RECIFE, Brazil (AP) – Jelly-limbed dancers with tiny multicolored umbrellas, frolicking to frenetic frevo rhythms, make carnival in this Brazilian coastal city unique and for residents second to none.

Recife’s frevo music – which is accompanied by a frantic tip-toe dance in which participants leap into midair splits and fold themselves like contortionists as they land – forms a carnival tradition distinct from the better-known samba.

While Rio de Janeiro’s famed Samba parade, which takes place Sunday and Monday nights, is broadcast to millions of adoring fans, Recife’s bash is perhaps Brazil’s best kept secret. Late Sunday, the two traditions will meet in Rio de Janeiro’s Sambadrome stadium where Mangueira, one of Brazil’s best loved samba groups, will sing Recife’s praises.

“By paying for Mangueira’s parade we are bringing national and international media attention for our carnival, which is the most democratic in Brazil and free to all,” said Recife Mayor Joao Paulo Lima Silva, explaining the $1.7 million expense to the city’s coffers and about a tenth of its annual carnival budget.

In recent years, revelers turned off by Rio’s commercialism and tired of being confined to the stands have begun looking elsewhere to cities like Salvador da Bahia – where supermodel Naomi Campbell and music producer Quincy Jones are celebrating this year.

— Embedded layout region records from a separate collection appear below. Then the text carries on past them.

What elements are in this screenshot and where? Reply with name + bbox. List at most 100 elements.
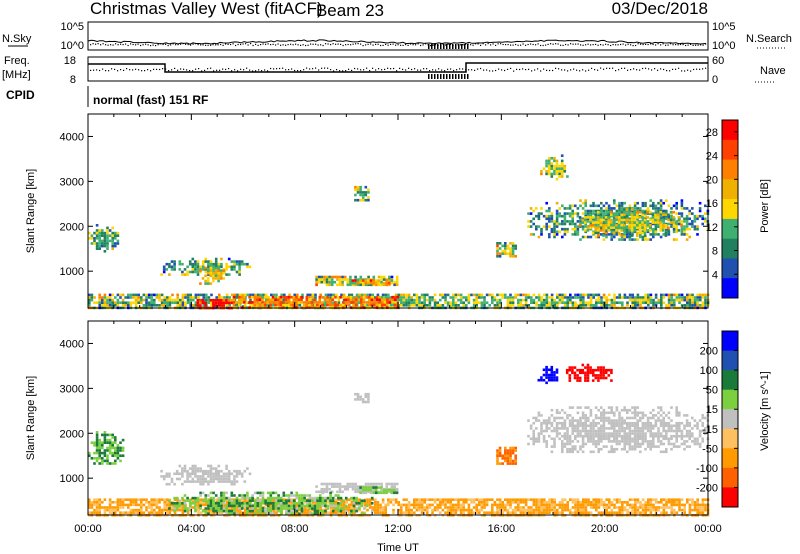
- power-cell: [233, 262, 236, 266]
- power-cell: [644, 238, 647, 241]
- velocity-cell: [592, 429, 595, 433]
- power-cell: [359, 283, 363, 287]
- velocity-cell: [95, 457, 99, 460]
- velocity-cell: [328, 482, 331, 486]
- velocity-cell: [597, 379, 600, 382]
- velocity-cell: [591, 374, 595, 377]
- power-cell: [240, 298, 244, 302]
- velocity-cell: [542, 429, 546, 433]
- power-cell: [88, 298, 91, 302]
- velocity-cell: [227, 480, 231, 483]
- power-cell: [347, 303, 350, 307]
- velocity-cell: [571, 366, 574, 369]
- velocity-cell: [335, 501, 338, 504]
- power-cell: [665, 214, 668, 218]
- power-cell: [106, 244, 109, 248]
- velocity-cell: [101, 459, 104, 463]
- power-cell: [597, 216, 600, 219]
- velocity-cell: [173, 498, 177, 501]
- power-cell: [581, 227, 585, 231]
- power-cell: [95, 234, 99, 237]
- cpid-label: CPID: [6, 88, 35, 102]
- velocity-cell: [350, 498, 354, 501]
- velocity-cell: [162, 477, 166, 481]
- velocity-cell: [121, 438, 125, 442]
- velocity-cell: [243, 469, 247, 473]
- power-cell: [578, 223, 582, 227]
- velocity-cell: [103, 436, 107, 439]
- power-cell: [199, 270, 202, 274]
- power-cell: [587, 217, 590, 221]
- power-cell: [395, 275, 399, 279]
- power-cell: [665, 227, 668, 231]
- power-cell: [196, 270, 200, 274]
- velocity-cell: [121, 454, 125, 457]
- velocity-cell: [387, 488, 391, 492]
- power-cell: [380, 280, 383, 284]
- velocity-cell: [209, 469, 213, 473]
- power-cell: [491, 298, 494, 302]
- velocity-cell: [592, 434, 595, 438]
- power-cell: [589, 296, 593, 299]
- power-cell: [527, 212, 530, 215]
- power-cell: [375, 301, 379, 304]
- nsearch-dot: [580, 44, 582, 46]
- nave-dot: [681, 70, 683, 72]
- velocity-cell: [88, 454, 91, 457]
- power-cell: [680, 296, 684, 299]
- velocity-cell: [173, 482, 176, 486]
- velocity-cell: [535, 437, 538, 441]
- power-cell: [194, 268, 197, 271]
- velocity-cell: [571, 371, 574, 375]
- nsearch-dot: [390, 43, 392, 45]
- power-cell: [618, 212, 621, 215]
- power-cell: [519, 293, 523, 297]
- power-cell: [354, 188, 357, 192]
- power-cell: [196, 268, 200, 271]
- power-cell: [592, 209, 595, 213]
- power-cell: [225, 268, 228, 271]
- velocity-cell: [576, 434, 580, 438]
- power-cell: [212, 299, 215, 302]
- velocity-cell: [98, 511, 101, 514]
- power-cell: [678, 222, 681, 226]
- power-cell: [219, 269, 223, 272]
- velocity-cell: [364, 392, 368, 396]
- power-cell: [415, 304, 419, 307]
- power-cell: [597, 226, 600, 230]
- power-cell: [349, 298, 353, 302]
- velocity-cell: [667, 442, 671, 446]
- power-cell: [95, 231, 99, 235]
- nsearch-dot: [650, 43, 652, 45]
- velocity-cell: [654, 419, 658, 422]
- nsearch-dot: [380, 44, 382, 47]
- power-cell: [400, 296, 403, 299]
- nsearch-dot: [145, 43, 147, 45]
- velocity-cell: [303, 506, 307, 509]
- velocity-cell: [584, 432, 587, 435]
- power-cell: [400, 293, 403, 297]
- power-cell: [654, 296, 658, 299]
- nave-dot: [345, 70, 347, 72]
- velocity-cell: [359, 486, 362, 489]
- velocity-cell: [620, 447, 624, 451]
- velocity-cell: [675, 434, 678, 438]
- nave-dot: [300, 70, 302, 72]
- power-cell: [388, 298, 392, 302]
- power-cell: [207, 262, 210, 266]
- nave-dot: [177, 69, 179, 71]
- power-heatmap-cells: [88, 154, 710, 310]
- power-cell: [610, 218, 613, 222]
- velocity-cell: [639, 429, 642, 433]
- velocity-cell: [641, 416, 645, 420]
- nave-dot: [294, 69, 296, 72]
- nsearch-dot: [372, 44, 374, 46]
- velocity-cell: [553, 442, 556, 446]
- velocity-cell: [639, 419, 642, 422]
- power-cell: [571, 304, 575, 307]
- power-cell: [423, 296, 426, 299]
- power-cell: [594, 231, 597, 235]
- velocity-cell: [626, 416, 629, 420]
- velocity-cell: [568, 366, 572, 369]
- power-cell: [600, 209, 603, 213]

Those in search of a more intimate carnival have been heading to Recife and the neighboring colonial hilltop town of Olinda.

Here, the vibrantly colored costumes and huge puppets may be dwarfed by the Rio’s gargantuan floats and armies of uniformed dancers, but the lack of pomp is compensated for by the proximity.

Recife also offers up a potpourri of rhythms with names that seem to flow from poetry, like “maracatu,” “cabolco,” “coco” and “ciranda.”

“Mangueira has kneeled before a carnival that is totally original and chocked full of culture. In Rio’s there’s just one, Samba,” explains Alceu Valenca, a Brazilian popular musician and fixture of Olinda’s carnival.

That may be so, but in Recife one carnival rhythm stands above all the others and that is frevo.

On Saturday, an estimated 1.5 million revelers turned out for the “Galo de Madrugada,” or Midnight Rooster, in Recife’s city center where a procession of frevo bands wow the crowds with the fast-paced marching band music that recalls Dixieland jazz.

Frevo is celebrating its centenary this year and Mangueira’s theme samba this year is fittingly titled, “100 Years of Frevo, It’s Enough to Lose Your Shoe.”

“Frevo is the maximum expression of carnival, there’s nothing like frevo and if we can put a minuet into our samba, we can certainly incorporate frevo,” said Mangueira’s carnival designer, Max Lopes.

Parades with themes honoring their sponsors are nothing new at Rio’s carnival, but Sunday may be the first time the Samba parade honored another city’s celebrations. By adding a dash of frevo to their samba, Mangueira runs the risk of displeasing the parade’s tradition-bound judges.

Rio’s madness and mayhem is actually a fierce competition with groups are graded on everything from the their songs to the costumes to the floats to how well they manage to hustle their 4,000-plus dancers through the stadium in their allotted 80 minutes.

Recife’s mayor will travel to Rio Sunday to participate in the parade along with other figures from Pernambuco’s carnival, such as frevo master Spok.

The next day Mangueira will return the favor sending a contingent of dancers to Recife.

“I think its marvelous that the story of frevo is being told. It’s a rhythm that’s as important as samba, just less well known, not only abroad but here in Brazil as well,” said Spok.